The conjunction of Jupiter with either Mars or the Moon giving rise to auspicious yogas also pave the ground for Raja yoga-formation, however, Ramanuja states that in these two events the person will be fortunate and prosperous in the dashas of Mars and the Moon but Jupiter's dasha will be ordinary.

==Raja yogas based on mutual association of planets==

Even though Venus and Jupiter are not mutual friends and Venus is not happily placed in a Martian sign Ramanuja states that Venus confers Raja yoga in its dasha if it is in conjunction with Jupiter in Scorpio.

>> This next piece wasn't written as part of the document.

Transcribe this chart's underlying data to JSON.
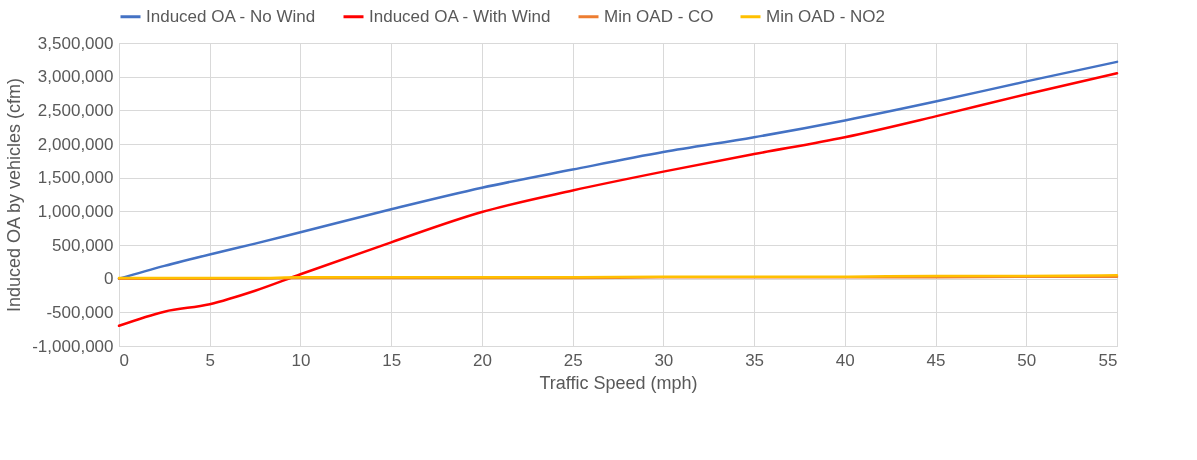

Parasara calls the kendras the Vishnusthanas and the trikonas, the Lakshmisthanas; their lords in mutual association become yogakarakas and Rajayogakarakas as in the case of Dharma Karmadhipati yoga and Sankha yoga. These lords attaining Parijatadi awastha ('status') make one a ruler who takes care of and protects his subjects; attaining Uttamadi awastha they make one a wealthy ruler; attaining Gopuradi awastha they make one a ruler who is held in high esteem and venerated, and attaining Simhasanadi awastha they make one an all-conquering mighty ruler. Those born under the influence such strong kendra and trikona lords and the lord of the 2nd house, have emerged as great rulers; those blessed with these lords attaining Simhasanasha and Gopuransha have emerged as rulers and Chakravarti Samrats like Raja Harishchandra and Vaivasvata Manu. Yudhishthira was blessed with similarly strong lords as also Shalivahana. Person born with all these seven lords attaining Devaloka awasthas will be the Avatar of Lord Vishnu.

==Special or Rare Raja yogas==

Raja yogas described in the various texts are numerous, but among those thousands are some that are very special and some that are very rare in occurrence, such as:

- Neecha Bhanga Rajayoga

- Pancha Mahapurusha yoga

- Adhi yoga

- Kahala yoga

- Chamara yoga

- Akhanda Samrajya yoga

- Viparita Raja yoga

There are very many Raja yogas but it is essential to know as to when those Raja yogas would yield their assigned results. The benefits of Raja yoga accrue during the course of the dasha of the Raja yoga causing planets occupying the 10th house from the Lagna or the Chandra-lagna, failing which during the dasha of the strongest planet amongst the planets giving rise to the Raja yoga provided Bhagya ('good luck') also sides the native. The actual exercise of ruling power is not in the destiny of all persons/politicians blessed with powerful Raja yogas who mostly land up serving those actually exercising ruling power.

Birth at the time of (exact) mid-day (Local Mean Time) or at the time of (exact) mid-night (Local Mean Time) by itself gives rise to Raja yoga.

==Rajayogabhanga or nullification of Raja yogas==

In any Raja yoga formation if the lord of the 10th house happens to occupy the 6th house counted from the 10th the impact of that yoga wiil be slight or for a short period only, there will be no permanent yoga.